Surrey to use new provincial fund to shave 5% from proposed 17.5% property tax hike
SURREY, B.C. — Councillors in Surrey, B.C., plan to use newly allotted provincial funding to reduce the city's proposed 17.5 per cent property tax increase slated for the 2023 civic budget.
During a finance committee meeting on Monday, councillors voted to send the budget back to staff so an $89.9 million allotment from the province's Growing Communities Fund could be applied to the bottom line.
A statement from the city says council has asked staff to use the money to cut the overall proposed property taxes from 17.5 per cent to no more than 12.5 per cent.
The revised budget is expected to be ready for review at council's next meeting on April 6.
Nearly 10 per cent of the original 17.5 per cent tax hike was related to the cost of Mayor Brenda Locke's pledge to keep the Surrey RCMP detachment and scrap a transition to a municipal police force.
Locke says Surrey's share of the provincial fund will shave five per cent off the cost of keeping the Mounties, but warned the budget would be "blown out of the water" if Surrey is ordered to proceed with the switch to a municipal force.

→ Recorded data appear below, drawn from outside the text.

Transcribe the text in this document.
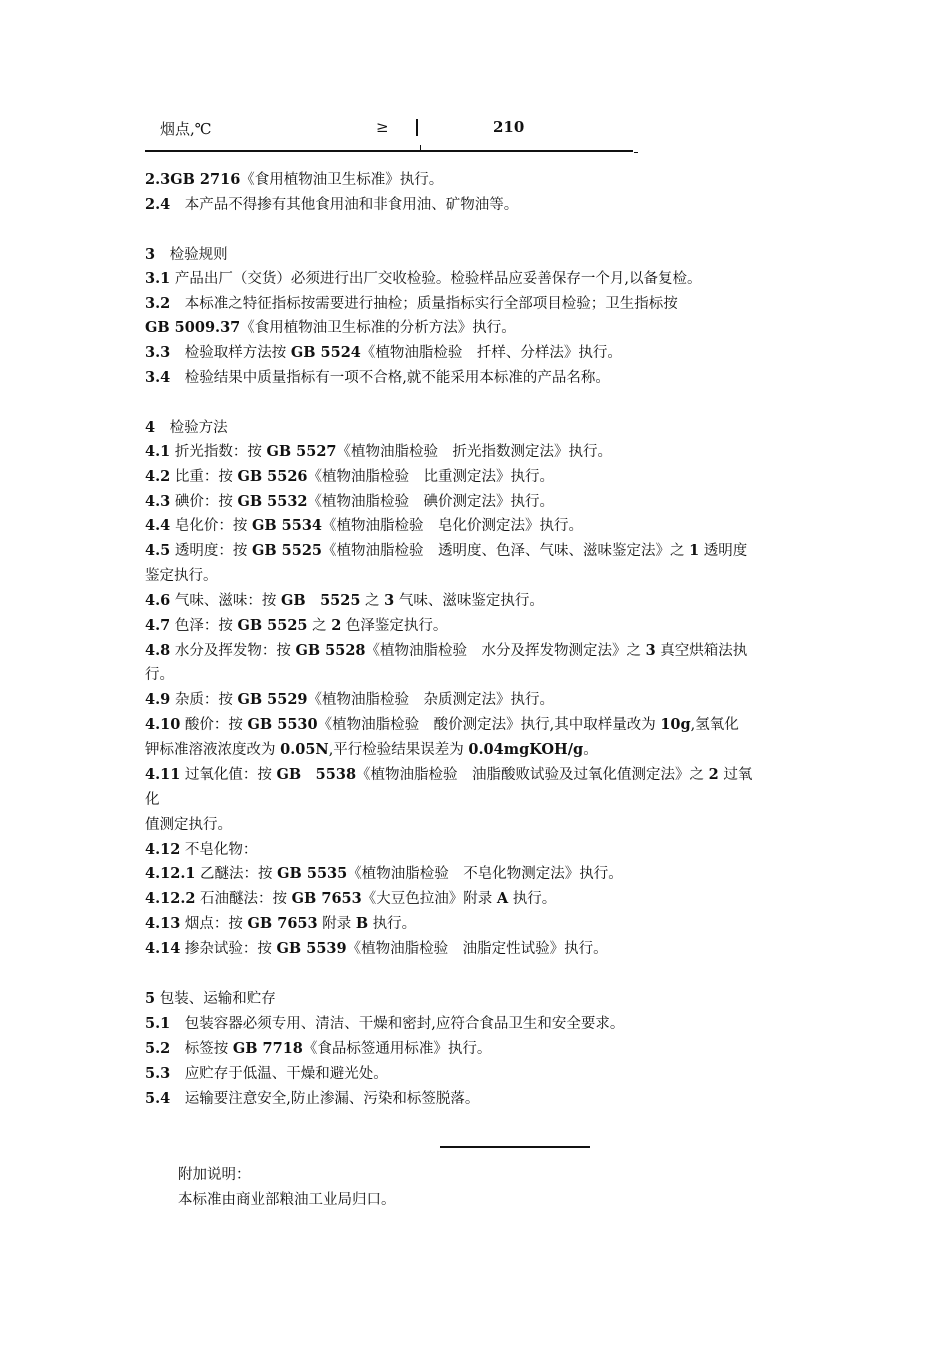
烟点,℃	≥	210
2.3GB 2716《食用植物油卫生标准》执行。
2.4　本产品不得掺有其他食用油和非食用油、矿物油等。
3　检验规则
3.1 产品出厂（交货）必须进行出厂交收检验。检验样品应妥善保存一个月,以备复检。
3.2　本标准之特征指标按需要进行抽检；质量指标实行全部项目检验；卫生指标按
GB 5009.37《食用植物油卫生标准的分析方法》执行。
3.3　检验取样方法按 GB 5524《植物油脂检验　扦样、分样法》执行。
3.4　检验结果中质量指标有一项不合格,就不能采用本标准的产品名称。
4　检验方法
4.1 折光指数：按 GB 5527《植物油脂检验　折光指数测定法》执行。
4.2 比重：按 GB 5526《植物油脂检验　比重测定法》执行。
4.3 碘价：按 GB 5532《植物油脂检验　碘价测定法》执行。
4.4 皂化价：按 GB 5534《植物油脂检验　皂化价测定法》执行。
4.5 透明度：按 GB 5525《植物油脂检验　透明度、色泽、气味、滋味鉴定法》之 1 透明度
鉴定执行。
4.6 气味、滋味：按 GB　5525 之 3 气味、滋味鉴定执行。
4.7 色泽：按 GB 5525 之 2 色泽鉴定执行。
4.8 水分及挥发物：按 GB 5528《植物油脂检验　水分及挥发物测定法》之 3 真空烘箱法执
行。
4.9 杂质：按 GB 5529《植物油脂检验　杂质测定法》执行。
4.10 酸价：按 GB 5530《植物油脂检验　酸价测定法》执行,其中取样量改为 10g,氢氧化
钾标准溶液浓度改为 0.05N,平行检验结果误差为 0.04mgKOH/g。
4.11 过氧化值：按 GB　5538《植物油脂检验　油脂酸败试验及过氧化值测定法》之 2 过氧
化
值测定执行。
4.12 不皂化物：
4.12.1 乙醚法：按 GB 5535《植物油脂检验　不皂化物测定法》执行。
4.12.2 石油醚法：按 GB 7653《大豆色拉油》附录 A 执行。
4.13 烟点：按 GB 7653 附录 B 执行。
4.14 掺杂试验：按 GB 5539《植物油脂检验　油脂定性试验》执行。
5 包装、运输和贮存
5.1　包装容器必须专用、清洁、干燥和密封,应符合食品卫生和安全要求。
5.2　标签按 GB 7718《食品标签通用标准》执行。
5.3　应贮存于低温、干燥和避光处。
5.4　运输要注意安全,防止渗漏、污染和标签脱落。
附加说明：
本标准由商业部粮油工业局归口。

Public Safety Minister Mike Farnworth has said he expects a decision from his ministry on either returning to the RCMP or staying with the Surrey police transition before property tax notices are mailed to residents in late May or early June.
The B.C. government approved the previous council's request for transition to the Surrey Police Service and must do the same for the move back to the RCMP, in a decision Farnworth has said will ensure a safe plan for effective policing throughout the region, not just Surrey.